William Faulkner
oorspronkelijk toespraak met de Nobelprijs inliteratuur
overhandigd op 10 December 1950 in Stockholm Zweden
dames en heren: Ik heb het gevoel dat deze prijs niet aan mij als mens werd toegekend, maar aan mijn werk — een levenswerk in de pijn en het zweet van de menselijke geest, niet voor glorie, maar — maar om uit het materiaal van de menselijke geest iets te maken dat er voorheen niet was, zodat deze prijs Alleen in vertrouwen van mij is. Het zal niet moeilijk zijn om een toewijding voor het geld deel ervan te vinden in verhouding tot het doel en de Betekenis van zijn oorsprong. Maar ik zou graag naar hetzelfde gaan-doe hetzelfde met de bijval ook, door te maken-met behulp van dit mooie moment als een hoogtepunt van waaruit ik zou kunnen worden gehoord door de jonge mannen en jonge vrouwen reeds gewijd aan dezelfde angst en werk, onder wie is degene die op een dag staan waar ik stond deze middag.Onze tragedie van vandaag is een algemene en universele fysieke angst, zo lang bewaard gebleven dat we het zelfs kunnen verdragen. Er zijn niet langer problemen van de geest.Er is maar één vraag: Wanneer word ik opgeblazen? Hierdoor heeft de jonge man, jonge vrouw die vandaag schrijft, de problemen van het menselijk hart in conflict met zichzelf vergeten die alleen goed schrijven kan maken, want alleen dat is de moeite waard om over te schrijven, de rust en het zweet waard.
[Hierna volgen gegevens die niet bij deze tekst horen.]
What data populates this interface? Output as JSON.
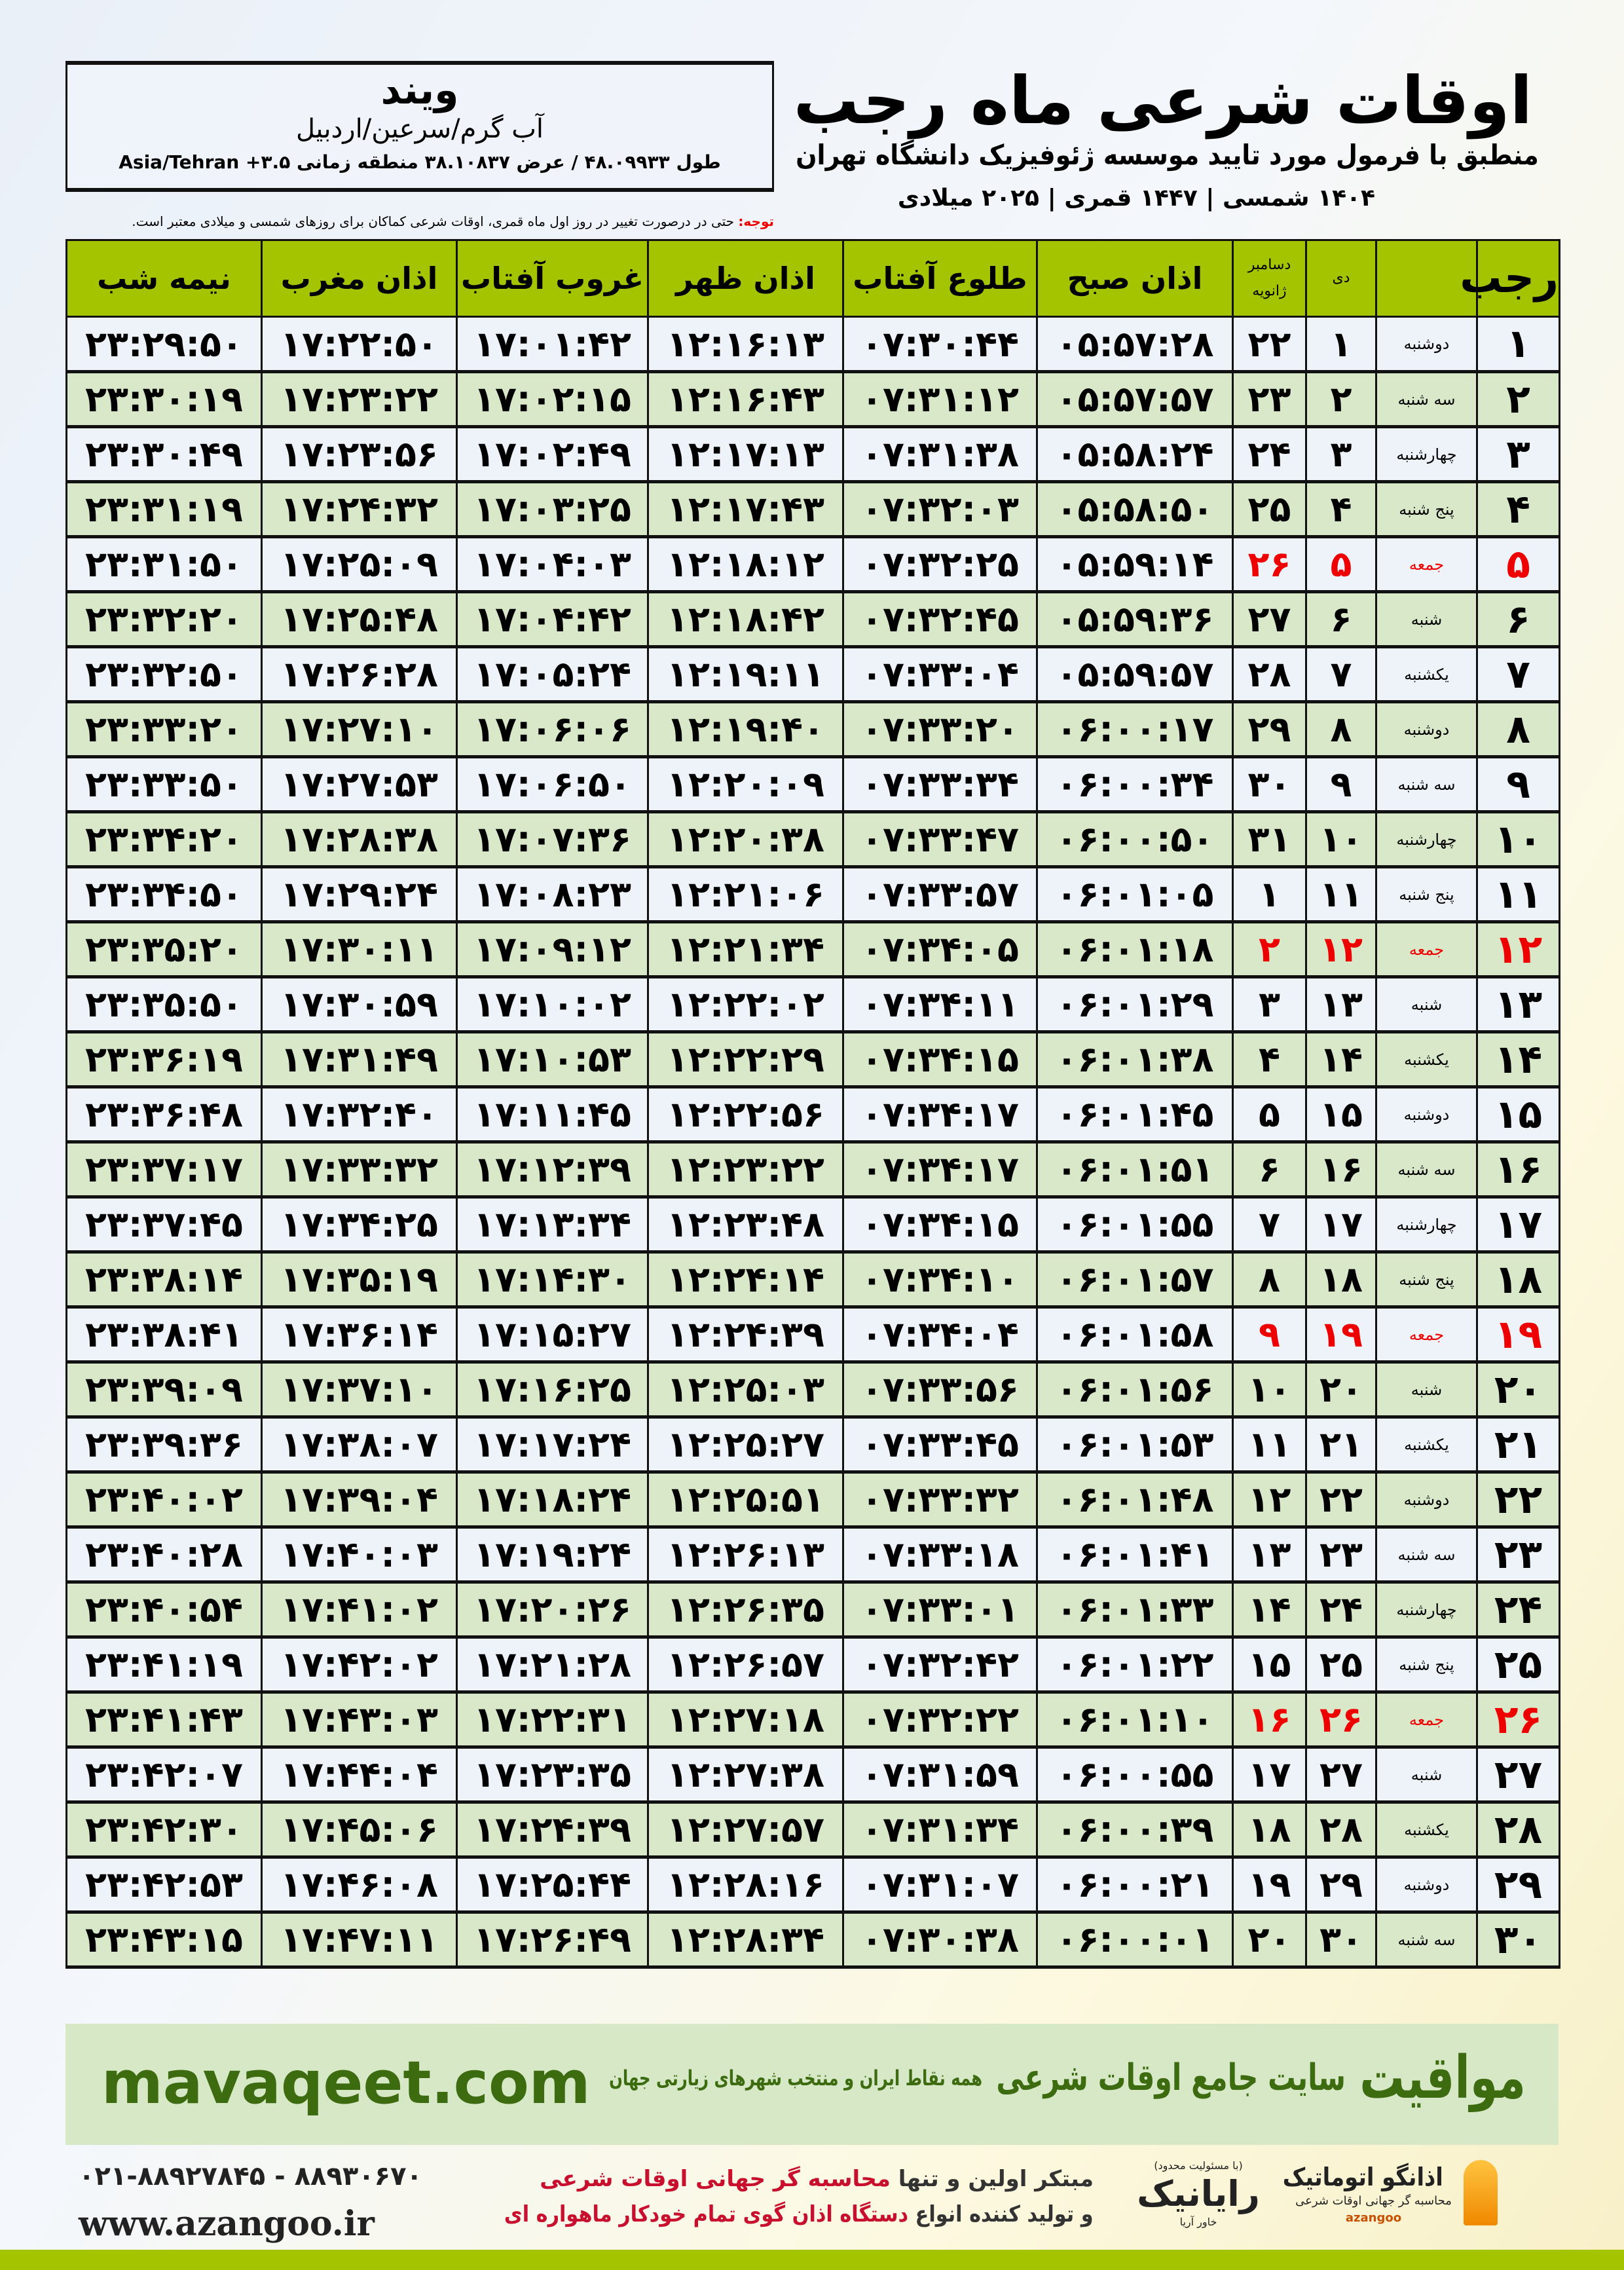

hij moet ze opnieuw leren. Hij moet zichzelf leren dat het laagste van alle dingen is om bang te zijn; en, zichzelf dat aanleren, vergeet het voor altijd, laat geen kamer achter in zijn werkplaats voor iets anders dan de oude waarheden en waarheden van het hart, de oude universele waarheden lucking-ontbreekt welk verhaal is vergankelijk en gedoemd-liefde en eer en medelijden en rit en mededogen en opoffering. Totdat hij dat doet, leeft hij onder een vloek. Hij schrijft niet van liefde, maar van lust, van nederlagen waarin niemand iets van waarde verliest, van overwinningen zonder hoop en, het ergste van alles, zonder medelijden of mededogen. Zijn verdriet treurt over nouniversele botten, zonder littekens achter te laten. Hij schrijft niet over het hart, maar over de klieren.
totdat hij deze dingen loslaat, zal hij schrijven alsof hij ertussen stond en het einde van de mens zag. Ik weiger het einde van de mens te accepteren. Het is gemakkelijk genoeg om te zeggen dat de mens onsterfelijk is simpelweg omdat hij nog steeds zal verdragen: dat wanneer de laatste ding-dong van Doom is geklopt en vervaagd uit de laatste waardeloze rots hangend tideless in de laatste red and dying avond, dat zelfs dan zal er nog steeds een geluid: dat van zijn nietige onuitputtelijke stem, nog steeds pratend.